WIPP Recovery Photos
Compost Temperatures 


  1. Ashton: I could have told those radioactive people that using the wrong kitty litter could lead to a toxic situation. I have to share litterboxes with with two mancats, and I would hate for the wrong litter to be used for them, too.

  2. Wow, this was an interesting and somewhat entertaining post all in one. I have to share.

  3. Wrong type of litter LOL and not always good to go green! Well I never. Have a great Memorial Day and a marvellous Monday.
    Best wishes Molly

  4. Wow....we didn't know that!!! ...we can't help but giggle at Sometimes Cats Herd You's comment!!! haha!

  5. I still uses clay...clumping...Mom sez I has litter box anxiety (I cries sometimes,been doing dat since a baby and repeatedly tested and nothing wrong medically.). So she worries about trying someting new, so we verrry interested in all your litter posts. Scary about da nuclear waste info...tho mom kinda laffed out loud and muttered someting about MY nuclear waste.(?) Tank yoo for da info!

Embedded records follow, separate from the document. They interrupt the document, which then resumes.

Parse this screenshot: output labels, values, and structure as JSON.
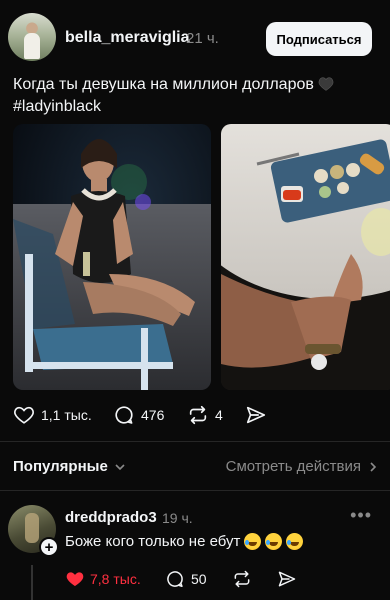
{
  "post": {
    "username": "bella_meraviglia",
    "time": "21 ч.",
    "subscribe_label": "Подписаться",
    "caption_line1": "Когда ты девушка на миллион долларов",
    "caption_line2": "#ladyinblack",
    "likes": "1,1 тыс.",
    "replies": "476",
    "reposts": "4"
  },
  "sort": {
    "label": "Популярные",
    "activity_link": "Смотреть действия"
  },
  "comment": {
    "username": "dreddprado3",
    "time": "19 ч.",
    "text": "Боже кого только не ебут",
    "likes": "7,8 тыс.",
    "replies": "50"
  },
  "colors": {
    "background": "#0a0a0a",
    "text": "#f3f5f7",
    "muted": "#8a8a8a",
    "like_active": "#ff3040"
  },
  "icons": [
    "heart-icon",
    "reply-icon",
    "repost-icon",
    "share-icon",
    "chevron-down-icon",
    "chevron-right-icon",
    "more-icon",
    "plus-icon"
  ]
}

  6. That is wacky and scary rolled into a big mess. I'm leaving smarter, so thanks! : )

  7. Very interesting facts and I had no idea. Sometimes tried and true is better.

  8. I saw that item in the news and love how you explained the issue here. Dumb humans - can't even tell the difference between inert and biodegradable. Ha!

  9. Yes wees don't like or use da clay eevew. Wees use da SwheatScoop. Is much bettew fuw kittys.

    Luv and Hugs and Kitty Kisses ♥♥♥


  10. Hi guys! We are just now getting caught up on posts since our Mama recently came home from her travels. We wanted to tell you that our Mama loved meeting your mama. Your Mama is sweet and special!

    the critters in the cottage xo

  11. Whoops. Shoulda thought THAT one out a little more...

  12. To answer your question on my blog, the header font is Oregano - I found it at Google Fonts.

  13. Whoa! We didn't know that kitty litter was used to absorb nuclear waste! Does that mean our excrements are considered nuclear waste?!? Mom sure thinks so sometimes…

  14. Well why am I not surprised ??!!